GroupMapping.json files specify the mapping between SCIM attributes and IBM Security Directory Server user or group attributes. Each entry in these files contains an SCIM attribute name and an LDAP attribute name. The entry might also contain the following extra attributes.

ReadOnly
Specifies that the value is mapped only from LDAP to SCIM and not the other way.

WriteOnly
Specifies that the value is mapped only from SCIM to LDAP and not the other way. This entry must be used for password.

CreateDN
Specifies that the value is also used to create a distinguished name (DN) in the IBM Security Directory Server, by appending the userSearchBase to the value. To be able to create new resources, there must be one entry with the CreateDN attribute, which uses a SCIM attribute name that is always provided.

Type
Provides the canonical type for a multi-valued attribute.

Conversion
Specifies a conversion of the attribute value. The conversion attribute can have one of the following values:

  • DateTime converts the value from LDAP date format to SCIM date format.
  • Group converts the value from an LDAP group to a SCIM group.
  • NewLines converts the new lines in SCIM values to $ in LDAP values and vice versa.
  • IsActive computes the active status for a user based on several operational attributes.
  • Boolean converts from SCIM boolean to LDAP TRUE or FALSE.
  • InverseBoolean converts from SCIM boolean to LDAP TRUE or FALSE, but TRUE maps to FALSE and vice versa.
  • MultiValued indicates a multi-valued attribute with no canonical type.

Note:

  • There must be only one map entry for each SCIM name, unless the entries have a unique Type.
  • There must be only one entry for each LDAP name, unless the entries are ReadOnly.
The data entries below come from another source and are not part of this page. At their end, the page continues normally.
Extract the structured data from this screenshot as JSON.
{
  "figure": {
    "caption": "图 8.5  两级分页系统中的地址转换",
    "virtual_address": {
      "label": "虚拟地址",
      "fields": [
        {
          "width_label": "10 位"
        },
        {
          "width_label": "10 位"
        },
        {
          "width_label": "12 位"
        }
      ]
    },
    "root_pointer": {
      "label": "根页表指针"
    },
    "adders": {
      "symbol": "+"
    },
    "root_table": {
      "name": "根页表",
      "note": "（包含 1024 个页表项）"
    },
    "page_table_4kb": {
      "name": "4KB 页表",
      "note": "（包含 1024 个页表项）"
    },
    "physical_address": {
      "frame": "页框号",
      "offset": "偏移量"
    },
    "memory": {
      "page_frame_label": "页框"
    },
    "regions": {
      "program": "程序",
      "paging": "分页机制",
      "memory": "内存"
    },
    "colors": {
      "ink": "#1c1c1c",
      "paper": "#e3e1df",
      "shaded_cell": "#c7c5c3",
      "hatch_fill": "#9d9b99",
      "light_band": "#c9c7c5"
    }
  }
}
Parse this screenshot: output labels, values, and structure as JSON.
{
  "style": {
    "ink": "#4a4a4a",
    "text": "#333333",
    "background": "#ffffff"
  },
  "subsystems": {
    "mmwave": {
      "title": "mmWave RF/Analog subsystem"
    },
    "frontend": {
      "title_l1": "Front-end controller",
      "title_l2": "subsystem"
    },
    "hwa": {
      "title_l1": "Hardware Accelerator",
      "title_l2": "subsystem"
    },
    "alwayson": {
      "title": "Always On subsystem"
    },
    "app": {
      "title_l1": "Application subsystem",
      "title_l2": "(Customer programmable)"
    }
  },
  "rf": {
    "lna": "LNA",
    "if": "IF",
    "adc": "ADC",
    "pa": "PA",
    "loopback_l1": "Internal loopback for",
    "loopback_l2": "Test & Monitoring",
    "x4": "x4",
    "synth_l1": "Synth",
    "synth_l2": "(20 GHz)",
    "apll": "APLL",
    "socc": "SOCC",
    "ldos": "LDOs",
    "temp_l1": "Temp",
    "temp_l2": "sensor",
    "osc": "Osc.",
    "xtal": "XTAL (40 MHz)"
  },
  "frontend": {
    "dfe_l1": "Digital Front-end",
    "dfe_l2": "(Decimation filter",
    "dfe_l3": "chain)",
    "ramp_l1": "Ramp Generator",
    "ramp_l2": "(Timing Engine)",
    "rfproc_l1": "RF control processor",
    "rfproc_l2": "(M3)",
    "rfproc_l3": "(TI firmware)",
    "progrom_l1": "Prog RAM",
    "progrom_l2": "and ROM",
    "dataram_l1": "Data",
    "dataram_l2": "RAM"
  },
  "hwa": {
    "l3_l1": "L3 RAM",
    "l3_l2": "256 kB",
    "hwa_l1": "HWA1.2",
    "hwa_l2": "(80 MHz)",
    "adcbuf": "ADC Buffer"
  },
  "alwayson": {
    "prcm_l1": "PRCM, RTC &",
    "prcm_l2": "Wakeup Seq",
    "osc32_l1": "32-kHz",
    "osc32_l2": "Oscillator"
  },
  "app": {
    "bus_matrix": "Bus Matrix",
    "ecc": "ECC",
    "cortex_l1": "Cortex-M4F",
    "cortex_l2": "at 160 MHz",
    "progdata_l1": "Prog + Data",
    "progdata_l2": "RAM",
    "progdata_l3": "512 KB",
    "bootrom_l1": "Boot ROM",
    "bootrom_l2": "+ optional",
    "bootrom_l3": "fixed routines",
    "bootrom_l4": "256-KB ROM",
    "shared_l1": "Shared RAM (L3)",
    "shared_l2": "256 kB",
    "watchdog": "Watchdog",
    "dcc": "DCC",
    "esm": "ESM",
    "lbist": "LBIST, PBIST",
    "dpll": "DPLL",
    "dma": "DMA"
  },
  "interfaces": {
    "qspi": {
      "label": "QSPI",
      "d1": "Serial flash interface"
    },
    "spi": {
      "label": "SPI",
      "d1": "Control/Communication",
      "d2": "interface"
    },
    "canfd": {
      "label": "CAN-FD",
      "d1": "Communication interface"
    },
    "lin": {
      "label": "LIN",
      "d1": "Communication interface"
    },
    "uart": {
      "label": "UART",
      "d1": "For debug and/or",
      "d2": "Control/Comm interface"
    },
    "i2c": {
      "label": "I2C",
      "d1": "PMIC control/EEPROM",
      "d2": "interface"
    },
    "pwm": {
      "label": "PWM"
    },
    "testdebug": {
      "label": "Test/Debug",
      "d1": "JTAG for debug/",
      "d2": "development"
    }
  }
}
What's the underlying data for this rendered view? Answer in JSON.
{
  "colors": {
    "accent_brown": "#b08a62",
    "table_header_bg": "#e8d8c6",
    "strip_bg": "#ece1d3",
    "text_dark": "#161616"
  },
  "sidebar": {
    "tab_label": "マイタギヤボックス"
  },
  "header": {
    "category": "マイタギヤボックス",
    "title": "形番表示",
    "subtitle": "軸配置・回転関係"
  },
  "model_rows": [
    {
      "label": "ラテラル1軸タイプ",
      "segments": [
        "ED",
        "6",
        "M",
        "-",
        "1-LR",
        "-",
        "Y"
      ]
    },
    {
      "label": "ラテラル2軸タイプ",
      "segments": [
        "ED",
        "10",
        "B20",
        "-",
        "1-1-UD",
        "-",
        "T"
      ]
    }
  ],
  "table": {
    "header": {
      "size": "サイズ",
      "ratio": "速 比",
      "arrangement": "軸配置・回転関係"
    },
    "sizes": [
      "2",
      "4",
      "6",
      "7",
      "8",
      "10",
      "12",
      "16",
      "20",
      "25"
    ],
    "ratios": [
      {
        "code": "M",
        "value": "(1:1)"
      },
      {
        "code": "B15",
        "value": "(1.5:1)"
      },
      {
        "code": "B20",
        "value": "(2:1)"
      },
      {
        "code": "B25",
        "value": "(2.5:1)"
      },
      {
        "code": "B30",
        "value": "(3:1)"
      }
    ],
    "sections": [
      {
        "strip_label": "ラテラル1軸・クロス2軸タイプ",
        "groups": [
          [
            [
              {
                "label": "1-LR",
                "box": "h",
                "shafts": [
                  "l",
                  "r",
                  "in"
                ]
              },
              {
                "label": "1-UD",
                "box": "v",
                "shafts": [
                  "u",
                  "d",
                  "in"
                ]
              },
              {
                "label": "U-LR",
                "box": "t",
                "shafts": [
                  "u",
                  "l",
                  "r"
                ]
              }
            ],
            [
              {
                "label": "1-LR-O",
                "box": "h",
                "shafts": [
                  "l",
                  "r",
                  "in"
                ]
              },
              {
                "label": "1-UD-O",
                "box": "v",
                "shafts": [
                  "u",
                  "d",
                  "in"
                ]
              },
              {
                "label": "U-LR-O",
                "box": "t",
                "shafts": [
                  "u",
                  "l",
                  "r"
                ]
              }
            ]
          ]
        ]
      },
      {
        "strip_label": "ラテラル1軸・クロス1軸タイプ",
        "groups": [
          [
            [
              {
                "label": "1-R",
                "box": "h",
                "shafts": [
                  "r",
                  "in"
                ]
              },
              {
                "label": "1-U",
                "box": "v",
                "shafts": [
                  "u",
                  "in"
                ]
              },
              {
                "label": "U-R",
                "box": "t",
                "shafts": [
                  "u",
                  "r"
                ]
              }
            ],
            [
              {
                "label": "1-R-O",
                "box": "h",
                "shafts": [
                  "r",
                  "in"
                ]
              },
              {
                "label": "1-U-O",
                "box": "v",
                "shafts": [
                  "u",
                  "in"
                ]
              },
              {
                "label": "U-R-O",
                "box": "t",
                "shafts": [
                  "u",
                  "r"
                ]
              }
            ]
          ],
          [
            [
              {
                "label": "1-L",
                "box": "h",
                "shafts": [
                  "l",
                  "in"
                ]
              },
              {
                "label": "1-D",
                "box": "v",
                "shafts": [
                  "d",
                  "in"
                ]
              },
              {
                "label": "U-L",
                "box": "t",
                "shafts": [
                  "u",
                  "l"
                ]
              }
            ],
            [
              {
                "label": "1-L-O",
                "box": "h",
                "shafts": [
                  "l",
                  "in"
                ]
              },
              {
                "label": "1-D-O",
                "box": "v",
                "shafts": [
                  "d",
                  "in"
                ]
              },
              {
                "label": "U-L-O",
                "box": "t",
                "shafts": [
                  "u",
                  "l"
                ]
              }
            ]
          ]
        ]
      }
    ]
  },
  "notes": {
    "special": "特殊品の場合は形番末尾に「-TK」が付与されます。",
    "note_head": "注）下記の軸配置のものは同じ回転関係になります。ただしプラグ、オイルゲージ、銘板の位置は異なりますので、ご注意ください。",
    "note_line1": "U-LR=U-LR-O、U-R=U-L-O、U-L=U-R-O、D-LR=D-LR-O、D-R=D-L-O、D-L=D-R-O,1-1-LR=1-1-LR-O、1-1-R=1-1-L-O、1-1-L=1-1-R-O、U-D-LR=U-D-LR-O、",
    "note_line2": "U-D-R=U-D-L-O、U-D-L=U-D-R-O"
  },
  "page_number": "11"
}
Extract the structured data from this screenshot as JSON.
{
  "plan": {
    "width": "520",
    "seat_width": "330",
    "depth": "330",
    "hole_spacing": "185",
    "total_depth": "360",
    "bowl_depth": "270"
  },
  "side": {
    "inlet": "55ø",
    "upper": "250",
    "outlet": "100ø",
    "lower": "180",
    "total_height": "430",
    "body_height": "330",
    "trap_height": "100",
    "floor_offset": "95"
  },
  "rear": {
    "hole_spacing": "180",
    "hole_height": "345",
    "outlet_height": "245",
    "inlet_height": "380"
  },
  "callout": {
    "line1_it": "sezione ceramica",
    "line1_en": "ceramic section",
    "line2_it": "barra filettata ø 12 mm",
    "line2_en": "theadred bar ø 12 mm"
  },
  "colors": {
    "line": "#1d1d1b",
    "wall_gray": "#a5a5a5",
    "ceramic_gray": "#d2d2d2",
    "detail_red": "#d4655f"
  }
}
UserSchema.json and GroupSchema.json

The

UserSchema.json and

GroupSchema.json files provide the schema definition of users or groups as per the SCIM specification. The attributes that are specified must match the attributes that are defined in the

UserMapping.json and

GroupMapping.json files.

ServiceProviderConfig.json
Defines the specification compliance, supported data models, authentication schemes, and so forth.

SCIM.xml
The configuration file that implements the SCIM service.

QRadarLogging.map

The QRadarLogging.map file specifies the values for attributes that are sent to the QRadar system when QRadar syslogging is enabled.

For more information, see the

Readme.txt file in the

SCIM folder in the

sdi_solution_dir of

IBM® Security Verify Directory Integrator installation.